In 2019, GBGB set itself and the sport the target to halve the number of greyhounds put to sleep because of the high cost of treatment or because no home could be found for them. In 2018, 180 greyhounds were put to sleep for these reasons and, as such, the 2020 data being released today shows that the sport has already met this target. GBGB’s ultimate goal is to eliminate these unnecessary euthanasias entirely.

Other key figures have also seen reductions – such as those greyhounds put to sleep because they were designated unsuitable for homing; and overall deaths across the registered greyhound population. The latter includes those who sadly die for reasons that equally affect working and non-working dogs of all breeds, including long-term health conditions and sudden death.
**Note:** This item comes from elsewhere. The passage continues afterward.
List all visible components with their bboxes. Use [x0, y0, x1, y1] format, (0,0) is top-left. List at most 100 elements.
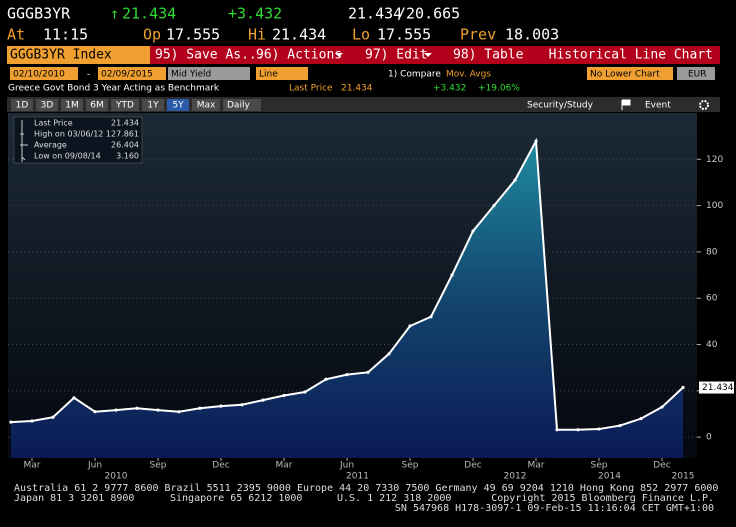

Commenting on the progress achieved, Mark Bird, Managing Director of GBGB, said:

“When we began to put in place our programme of improvements for 2020, we could have no idea that the Covid-19 pandemic would be the major battle we would face that year – nor that we would still be experiencing the after effects now. It was a hugely challenging year for the UK and for the world, and it really has been through the hard work and fortitude of everyone within greyhound racing that we have pulled through it as an industry and driven further progress through our Greyhound Commitment.
“With the March 2020 Lockdown in particular, we saw the detrimental impact that the loss of greyhound racing – albeit temporarily – had on livelihoods across our sport. And the consequences of that on our greyhounds could have been tragic.
“But with the emergency financial support we were able to introduce and the efforts of owners, trainers, vets, stadia and our own Stipendiary Stewards, we were able to prevent the very difficult scenarios which we may have otherwise faced. The success of these measures is borne out in the figures released today and I would like to thank everyone across our sport who acted to maintain the highest standards of care and attention for our greyhounds throughout.”
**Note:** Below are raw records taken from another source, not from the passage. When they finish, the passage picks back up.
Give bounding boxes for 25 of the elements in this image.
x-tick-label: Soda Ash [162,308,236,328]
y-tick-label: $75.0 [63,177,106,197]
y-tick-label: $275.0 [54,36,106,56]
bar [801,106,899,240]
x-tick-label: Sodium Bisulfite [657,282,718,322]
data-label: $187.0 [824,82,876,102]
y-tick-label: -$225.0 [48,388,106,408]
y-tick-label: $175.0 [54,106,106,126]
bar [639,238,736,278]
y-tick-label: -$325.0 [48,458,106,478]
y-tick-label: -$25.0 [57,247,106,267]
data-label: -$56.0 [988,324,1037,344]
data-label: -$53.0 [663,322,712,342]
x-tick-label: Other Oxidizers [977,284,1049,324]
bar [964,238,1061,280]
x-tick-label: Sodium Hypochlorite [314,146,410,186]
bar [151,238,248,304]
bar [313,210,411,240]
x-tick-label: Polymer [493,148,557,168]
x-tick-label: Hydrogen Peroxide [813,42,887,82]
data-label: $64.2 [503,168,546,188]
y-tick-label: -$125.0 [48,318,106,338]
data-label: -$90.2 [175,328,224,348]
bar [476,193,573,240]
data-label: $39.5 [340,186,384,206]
Commenting on the 2020 data, Jeremy Cooper, GBGB Chairman, said:

“Whilst the impact of Covid will continue to be felt for some time, everyone can be proud that British greyhound racing continues to be a thriving sport with world-class welfare standards.

“The data being published today demonstrates the success of the Greyhound Commitment and many of the initiatives contained within it. To have achieved such a sharp fall in the number of greyhounds put to sleep on economic grounds is highly commendable and reflects the determination of everyone within the sport to ensure every greyhound enjoys a long and healthy retirement. Looking ahead, we remain steadfast in our commitment to further reducing the track fatality rate and we look forward to working across the sport to achieve this.”
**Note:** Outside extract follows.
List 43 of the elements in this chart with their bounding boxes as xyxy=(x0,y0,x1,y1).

Animal Welfare Minister Lord Goldsmith said:

“Greyhounds deserve the highest level of care not only during their racing career but also in their retirement that follows.

“I welcome the full transparency shown by the Greyhound Board of Great Britain in publishing its annual data on greyhound injuries and retirement and it is encouraging to see that progress continues despite the restrictions last year with the percentage of injuries decreasing and more dogs being rehomed.

“These statistics clearly point to improved outcomes for greyhounds following retirement from racing and the Government will continue to work with the sport and governing body to build on this positive progress.”

What next for the Greyhound Commitment?

To drive further improvements in welfare across the sport, GBGB is today announcing that it is in the process of appointing a Non-Executive Veterinary Director to its Board. Once appointed, their first task will be to undertake a comprehensive review into track injuries and to identify initiatives to bring about long term, sustainable change. In doing so, they will work closely with GBGB’s Track Safety Officer who will be appointed shortly.

GBGB is also announcing an extension to its Injury Recovery Scheme which covers the costs of veterinary treatment for career-ending orthopaedic injuries sustained at the track. In 2020, GBGB paid out over £90,000 through the IRS enabling nearly 300 greyhounds to go on to enjoy retirement. Given the success of the scheme, GBGB is increasing its funding in order to cover more expensive treatments.